Glück kann manchmal so einfach sein – HORADS 88,6 Interview

Auf „4 ½“, der neuen Platte von Steven Wilson, findet sich mit „Happiness III“ ein Song, der für den Porcupine Tree Frontmann ungewöhnlich catchy und radiotauglich klingt und trotzdem – oder gerade deshalb (?) – nicht als Single vorgesehen ist. Hier verzichtet der 2015 zum König des Progressive Rock gekrönte Brite, der auch schon als Beethoven unserer Zeit bezeichnet wurde, auf stilistische Brüche, Taktwechsel und komplizierte Arrangements, die sonst seine Musik bestimmen.
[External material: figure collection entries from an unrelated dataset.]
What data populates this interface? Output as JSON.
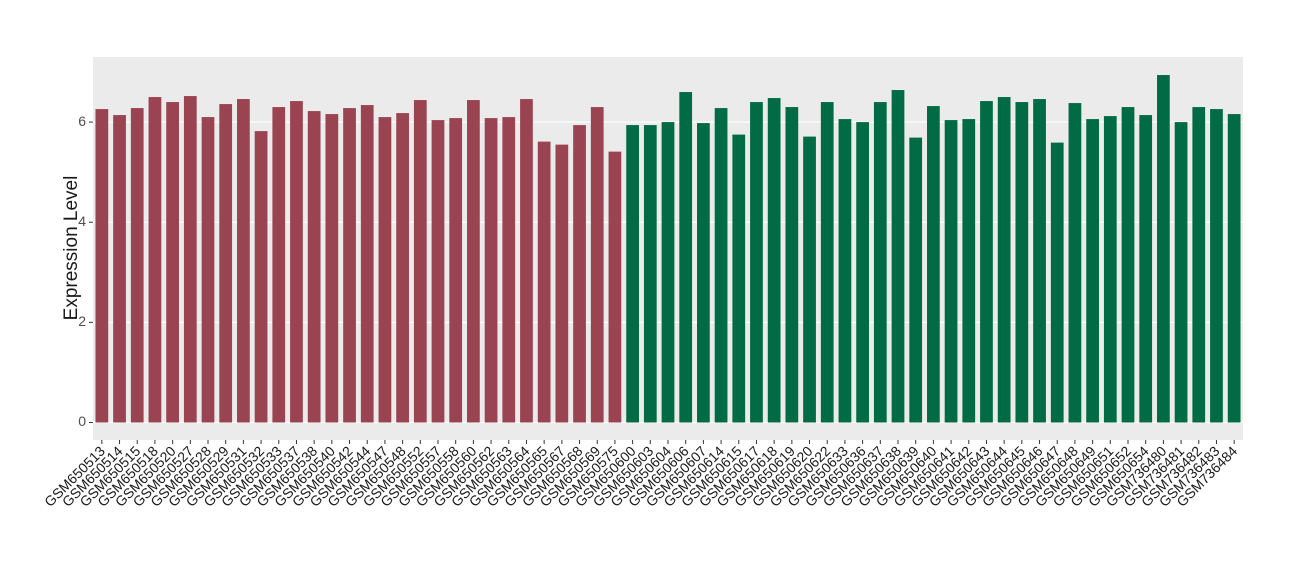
{
  "chart_data": {
    "type": "bar",
    "y_label": "Expression Level",
    "categories": [
      "GSM650513",
      "GSM650514",
      "GSM650515",
      "GSM650518",
      "GSM650520",
      "GSM650527",
      "GSM650528",
      "GSM650529",
      "GSM650531",
      "GSM650532",
      "GSM650533",
      "GSM650537",
      "GSM650538",
      "GSM650540",
      "GSM650542",
      "GSM650544",
      "GSM650547",
      "GSM650548",
      "GSM650552",
      "GSM650557",
      "GSM650558",
      "GSM650560",
      "GSM650562",
      "GSM650563",
      "GSM650564",
      "GSM650565",
      "GSM650567",
      "GSM650568",
      "GSM650569",
      "GSM650575",
      "GSM650600",
      "GSM650603",
      "GSM650604",
      "GSM650606",
      "GSM650607",
      "GSM650614",
      "GSM650615",
      "GSM650617",
      "GSM650618",
      "GSM650619",
      "GSM650620",
      "GSM650622",
      "GSM650633",
      "GSM650636",
      "GSM650637",
      "GSM650638",
      "GSM650639",
      "GSM650640",
      "GSM650641",
      "GSM650642",
      "GSM650643",
      "GSM650644",
      "GSM650645",
      "GSM650646",
      "GSM650647",
      "GSM650648",
      "GSM650649",
      "GSM650651",
      "GSM650652",
      "GSM650654",
      "GSM736480",
      "GSM736481",
      "GSM736482",
      "GSM736483",
      "GSM736484"
    ],
    "values": [
      6.26,
      6.14,
      6.28,
      6.5,
      6.4,
      6.52,
      6.1,
      6.36,
      6.46,
      5.82,
      6.3,
      6.42,
      6.22,
      6.16,
      6.28,
      6.34,
      6.1,
      6.18,
      6.44,
      6.04,
      6.08,
      6.44,
      6.08,
      6.1,
      6.46,
      5.61,
      5.55,
      5.94,
      6.3,
      5.41,
      5.94,
      5.94,
      6.0,
      6.6,
      5.98,
      6.28,
      5.75,
      6.4,
      6.48,
      6.3,
      5.71,
      6.4,
      6.06,
      6.0,
      6.4,
      6.64,
      5.69,
      6.32,
      6.04,
      6.06,
      6.42,
      6.5,
      6.4,
      6.46,
      5.59,
      6.38,
      6.06,
      6.12,
      6.3,
      6.14,
      6.94,
      6.0,
      6.3,
      6.26,
      6.16
    ],
    "colors": [
      "#9b4451",
      "#9b4451",
      "#9b4451",
      "#9b4451",
      "#9b4451",
      "#9b4451",
      "#9b4451",
      "#9b4451",
      "#9b4451",
      "#9b4451",
      "#9b4451",
      "#9b4451",
      "#9b4451",
      "#9b4451",
      "#9b4451",
      "#9b4451",
      "#9b4451",
      "#9b4451",
      "#9b4451",
      "#9b4451",
      "#9b4451",
      "#9b4451",
      "#9b4451",
      "#9b4451",
      "#9b4451",
      "#9b4451",
      "#9b4451",
      "#9b4451",
      "#9b4451",
      "#9b4451",
      "#006b45",
      "#006b45",
      "#006b45",
      "#006b45",
      "#006b45",
      "#006b45",
      "#006b45",
      "#006b45",
      "#006b45",
      "#006b45",
      "#006b45",
      "#006b45",
      "#006b45",
      "#006b45",
      "#006b45",
      "#006b45",
      "#006b45",
      "#006b45",
      "#006b45",
      "#006b45",
      "#006b45",
      "#006b45",
      "#006b45",
      "#006b45",
      "#006b45",
      "#006b45",
      "#006b45",
      "#006b45",
      "#006b45",
      "#006b45",
      "#006b45",
      "#006b45",
      "#006b45",
      "#006b45",
      "#006b45"
    ],
    "ylim": [
      -0.35,
      7.3
    ],
    "yticks": [
      0,
      2,
      4,
      6
    ],
    "grid": true
  }
}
Verglichen mit den überwiegend melancholisch bis düster klingenden, epischen Veröffentlichungen früherer Jahre, ist „Happiness III“ ein scheinbar leicht zu konsumierender Popsong, der schnell ins Ohr geht. Aber bei Steven Wilson lohnt es sich immer, genau hinzuhören. So locker flockig wie der Titel und die Melodie des Refrains erwarten lassen, sind die lyrics nicht: Der Text hinterfragt das im Titel erwähnte Glück und hat einen misanthropischen Beigeschmack:

Sorry that was cruel I only meant for you to lose your balance in the snow
Slip on the ice so I can catch you fall
Sorry that’s not true I didn’t think that you would take it all to heart
I just made it up so I could watch you crawl
Sorry if I’m rude I’m getting anxious and a darker mood comes over me
Are there any reasons left to get out of bed
Is there anything else I can write that I haven’t read
It’s all been said…

Die Textzeile „Is there anything else I can write that I haven’t read“ lässt sich auch darauf beziehen, dass das Output eines Künstlers in der Regel dem Input entspricht. Laut Steven Wilson kann man aus seinem Songwriting heraushören, was er privat hört. Und das, obwohl er Musik bevorzugt, die möglichst weit vom eigenen Stil entfernt ist, wie er im Interview mit HORADS 88,6 erklärt. Mit „Happiness III“ im Ohr überrascht es nicht, wenn er sich im Gespräch als Popmusik-Fan outet. Er nennt aber auch musikalische Vorlieben wie Drone, Ambient, Neue Musik (Klassische Musik des 20. Jh.), Jazz und andere komplexe Genres.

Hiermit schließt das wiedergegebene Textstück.